Hillary Clinton: “Deplorables”.
Joe Biden: Trump supporters are “garbage”.
Wilson R.: “Well, that’s convenient.”
Comment by Wilson R. on October 31, 2024 at 4:10 pm
Here is the text I was responding to:
“Sometimes the target of these critics of Christian nationalism are folk religionists who conflate God and country. They sometimes sport paraphernalia with American flags draped around the cross. These folk religionists typically aren’t aware they are Christian nationalists.”
Perhaps the author uses the term “folk religionists” to distinguish them from those who want to impose a rightwing theocracy on other Americans. But he clearly says they are Christian Nationalists nonetheless.
Christian Nationalists aren’t monolithic. (Neither, by the way, is what some people lazily call “the Left.) The covers everyone from those who merely want to see the US flag in their place of worship to those who believe God chose America out of all the nations for a special purpose to those who take it many steps further and openly say they want to end democracy in favor of making church and state inseparable (and that last group is not an inconsiderable number).
Merely opposing Biden doesn’t make one a Christian Nationalist. There are a lot of very thoughtful people concerned about Christian Nationalism. Is that REALLY how you think they define Christian Nationalists? That’s just wack.

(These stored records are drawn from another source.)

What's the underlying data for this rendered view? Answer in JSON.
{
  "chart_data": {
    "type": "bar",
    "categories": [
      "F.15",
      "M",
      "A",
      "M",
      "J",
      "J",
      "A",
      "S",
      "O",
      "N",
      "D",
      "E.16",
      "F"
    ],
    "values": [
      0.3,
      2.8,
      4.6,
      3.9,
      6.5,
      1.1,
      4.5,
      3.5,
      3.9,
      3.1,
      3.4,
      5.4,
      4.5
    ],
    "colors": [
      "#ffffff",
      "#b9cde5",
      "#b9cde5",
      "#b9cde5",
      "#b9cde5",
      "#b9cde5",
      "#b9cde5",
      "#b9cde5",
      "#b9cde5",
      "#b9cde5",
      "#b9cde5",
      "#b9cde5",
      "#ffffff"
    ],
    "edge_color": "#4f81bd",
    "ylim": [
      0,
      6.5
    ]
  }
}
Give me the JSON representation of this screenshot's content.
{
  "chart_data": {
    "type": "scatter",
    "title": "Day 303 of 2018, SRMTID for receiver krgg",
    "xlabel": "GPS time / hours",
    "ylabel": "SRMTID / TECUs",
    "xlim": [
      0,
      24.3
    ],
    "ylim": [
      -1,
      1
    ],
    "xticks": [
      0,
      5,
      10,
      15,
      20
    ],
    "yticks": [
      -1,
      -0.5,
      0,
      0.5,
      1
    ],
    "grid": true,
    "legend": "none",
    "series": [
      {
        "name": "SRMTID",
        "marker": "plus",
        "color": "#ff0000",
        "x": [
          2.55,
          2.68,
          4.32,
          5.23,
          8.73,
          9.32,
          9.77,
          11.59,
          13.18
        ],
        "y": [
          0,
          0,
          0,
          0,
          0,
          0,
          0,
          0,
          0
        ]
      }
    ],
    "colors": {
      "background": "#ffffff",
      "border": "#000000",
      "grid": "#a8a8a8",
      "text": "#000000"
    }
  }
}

And again with the trans stuff. Man, that really feels like an obsession with you.
Comment by Tim Ware on October 31, 2024 at 8:53 pm
Different Steve,
The people who are seemingly attracted to Christian Nationalism or other similar ideas are, for the most part, members of one of the only groups that it is ok to hate. Look at who is front and center in the picture at the head of Mr. Drumm’s article. We don’t have to extend the same deference to people like that as we are forced to do with certain other groups. We can treat them any way we want.
Just another example of the hypocrisy of the so-called inclusive crowd. As I have said before, ignore their rhetoric and look at their actions.
Comment by Wilson R. on November 1, 2024 at 11:56 am
“Look at who is front and center in the picture at the head of Mr. Drumm’s article.”
I gather that people here know who this person is. For those, like me, who do not recognize him, please fill us in. And what are his offenses? Apparently, the posters here view him as the leader of a hate group.
Comment by Gary Bebop on November 1, 2024 at 1:22 pm
Thanks, Mark, for doing some serious work on an entangled ball of yarn. The complexity of the topic is daunting, but your writing opens windows for the truth to enter. It’s clear that aggressive secularism has seized the reigns of government in America, top to bottom. We are subjects of a secular administrative state. The revolt against such a status has begun.